In college, it happened again. Despite struggling with him, I could not stop a man from taking me against my will by direct force. At 4'9" and weighing 95 pounds, he found it easy to overpower me. When it was over, the outside world stopped to exist. I could not hear or think. I was alone, distressed, and with no options.
I could not turn to my family, and to my misfortune, a man I had dated for a few months came to visit me, attempting to rekindle the relationship. I tried to keep the horrible incident to myself. But the rape opened up an old wound that had not healed, taking me back to times of helplessness and submission as a child. When this man arrived he noticed my distress and was sympathetic. He pressed me for hours until I broke down in tears and recounted the details. He became enraged, however. He wanted me back in his life and I had been damaged, dishonored, to him. He bullied and blamed me for it.
One horrible night, he and a group of his friends proceeded to take matters into their own hands. I was whisked away by one of his friends while the others physically assaulted the man who raped me. I was warned that if I turned against them a worse fate would await me. I was trapped, outnumbered by three older men, one of whom had a gun, and two women who accompanied them. I was miles away from my home. I had no access to a phone or a car and did not know how to drive then. When I was finally taken home, I was told they had released my assailant. Weeks later, I found out he had been killed, however. The nightmare would not end there, another of the men, who threatened me that night and recently died in a shoot out with the police, wanted to ensure I would remain quiet, so I was pressured to marry the man I had dated so that I could not be made to testify against him.
In the following 18 years, I tried to rebuild my life. I went back to college and earned a PhD in Psychology. I had an opportunity to work on mental health at the World Health Organization in Geneva, and soon after, got a job as a Psychology professor. Last year, while traveling to the USA, I was arrested abruptly, disappearing from my daughter's life for two months. I was eager to cooperate with the authorities and remove the black cloud hanging over me.

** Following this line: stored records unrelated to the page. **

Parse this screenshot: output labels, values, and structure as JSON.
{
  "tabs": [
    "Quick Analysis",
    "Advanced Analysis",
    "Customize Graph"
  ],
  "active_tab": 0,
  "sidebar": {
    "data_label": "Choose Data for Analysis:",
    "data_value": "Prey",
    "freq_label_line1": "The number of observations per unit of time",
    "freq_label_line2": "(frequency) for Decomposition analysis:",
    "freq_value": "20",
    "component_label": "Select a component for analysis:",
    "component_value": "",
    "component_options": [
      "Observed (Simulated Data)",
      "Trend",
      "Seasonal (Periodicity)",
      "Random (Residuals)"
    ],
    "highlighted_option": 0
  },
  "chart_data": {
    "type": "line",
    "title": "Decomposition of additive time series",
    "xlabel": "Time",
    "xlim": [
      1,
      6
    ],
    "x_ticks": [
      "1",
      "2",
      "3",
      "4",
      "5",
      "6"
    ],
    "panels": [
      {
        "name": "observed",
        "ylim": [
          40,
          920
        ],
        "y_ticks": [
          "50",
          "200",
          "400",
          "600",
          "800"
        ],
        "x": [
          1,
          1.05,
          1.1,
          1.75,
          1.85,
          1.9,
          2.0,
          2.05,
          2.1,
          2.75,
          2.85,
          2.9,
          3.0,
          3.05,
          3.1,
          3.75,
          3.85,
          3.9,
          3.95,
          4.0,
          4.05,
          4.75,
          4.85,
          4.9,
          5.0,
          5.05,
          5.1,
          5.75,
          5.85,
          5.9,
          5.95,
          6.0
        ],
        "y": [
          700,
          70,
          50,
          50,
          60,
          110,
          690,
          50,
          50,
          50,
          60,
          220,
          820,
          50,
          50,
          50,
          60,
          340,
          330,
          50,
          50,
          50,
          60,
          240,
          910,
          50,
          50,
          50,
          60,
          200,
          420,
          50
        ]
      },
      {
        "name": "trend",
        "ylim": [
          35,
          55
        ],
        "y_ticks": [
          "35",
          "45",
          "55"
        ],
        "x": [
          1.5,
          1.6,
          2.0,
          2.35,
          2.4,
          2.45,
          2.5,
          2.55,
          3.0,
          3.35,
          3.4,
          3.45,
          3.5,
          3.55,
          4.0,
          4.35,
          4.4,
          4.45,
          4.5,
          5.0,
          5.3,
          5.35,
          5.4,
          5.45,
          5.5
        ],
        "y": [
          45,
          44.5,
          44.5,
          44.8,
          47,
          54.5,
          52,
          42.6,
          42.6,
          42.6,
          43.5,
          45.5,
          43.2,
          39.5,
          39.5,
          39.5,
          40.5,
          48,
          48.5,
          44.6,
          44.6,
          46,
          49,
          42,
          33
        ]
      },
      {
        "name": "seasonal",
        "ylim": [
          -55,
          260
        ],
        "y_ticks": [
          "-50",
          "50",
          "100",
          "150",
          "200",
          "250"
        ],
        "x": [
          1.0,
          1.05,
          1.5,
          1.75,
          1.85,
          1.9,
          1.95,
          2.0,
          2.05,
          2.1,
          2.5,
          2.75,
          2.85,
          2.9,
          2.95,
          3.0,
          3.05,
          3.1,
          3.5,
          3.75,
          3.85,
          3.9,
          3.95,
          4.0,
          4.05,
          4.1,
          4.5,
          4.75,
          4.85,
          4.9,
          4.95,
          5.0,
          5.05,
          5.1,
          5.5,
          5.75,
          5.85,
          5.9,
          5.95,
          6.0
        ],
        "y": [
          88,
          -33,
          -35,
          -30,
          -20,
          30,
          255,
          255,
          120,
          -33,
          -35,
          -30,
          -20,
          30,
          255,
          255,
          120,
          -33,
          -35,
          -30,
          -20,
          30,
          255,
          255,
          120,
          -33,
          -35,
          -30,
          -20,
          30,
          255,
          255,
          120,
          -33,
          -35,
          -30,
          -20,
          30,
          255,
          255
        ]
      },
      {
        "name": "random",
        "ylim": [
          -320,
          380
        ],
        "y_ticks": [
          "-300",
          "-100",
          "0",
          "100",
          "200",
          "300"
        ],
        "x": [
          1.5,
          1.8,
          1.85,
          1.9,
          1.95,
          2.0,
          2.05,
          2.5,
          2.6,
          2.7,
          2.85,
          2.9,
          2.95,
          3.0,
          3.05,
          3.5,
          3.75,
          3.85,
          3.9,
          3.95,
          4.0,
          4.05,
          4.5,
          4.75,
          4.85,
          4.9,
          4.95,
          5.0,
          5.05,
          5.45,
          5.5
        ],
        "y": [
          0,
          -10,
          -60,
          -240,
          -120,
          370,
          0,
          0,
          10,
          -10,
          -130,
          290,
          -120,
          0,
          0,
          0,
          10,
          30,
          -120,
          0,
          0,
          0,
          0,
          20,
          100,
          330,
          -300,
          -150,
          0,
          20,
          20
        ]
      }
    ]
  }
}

But once again, my trust was violated. The District Attorney claimed they "were not interested in me"; that "I was not a target." I cooperated fully and without restraint, as I wanted to help them solve the case. They used my information to crack a case they could not solve for 18 years and were finally able to arrest the main suspects. Yet, they continue to charge me with murder despite having clear evidence that I did not participate in the killing.
My lifelong struggle to rise above shame and humiliation continues as I am portrayed as a murderer. I have done everything to help build the District Attorney's case because justice should be done: a man's life is never to be taken by another human being, under any circumstances. I want to raise my four-year-old daughter in a world with justice; where she can feel safe to trust others and have that trust be cherished and valued -- not violated.
My situation is a striking example of how inadequate college campus policies placed me at the mercy of others' bullying and intimidations. I needed protection when I sought out the nurse, but I didn't receive it and others took advantage of my distress.
If we need support, comfort and protection, why do victims do not report rape or sexual abuse to the authorities? Non-reporting is pervasive and it cuts across race, professional status, and economic levels. We recently heard of the prominent, high-powered women who did not come forward when the ex-mayor of San Diego assaulted them. What stops us, victims, from reporting is more than the shame. Rape and abuse are not only a violation of your body, but a violation of the trust you place on another human being. I trusted my father. For a fleeting moment, I trusted my rapist, letting him into my room. Then, I trusted the man I dated. Now, I have trusted the prosecutors.
The Orange County District Attorney's decision on whether to pursue charges against me will send a powerful message to women on where they stand in the eyes of the justice system. The justice system needs to assuage victim's fears that no one will believe them and that they will be further humiliated. Orange County has the opportunity to convey that message of trust to women by dropping the charges against me.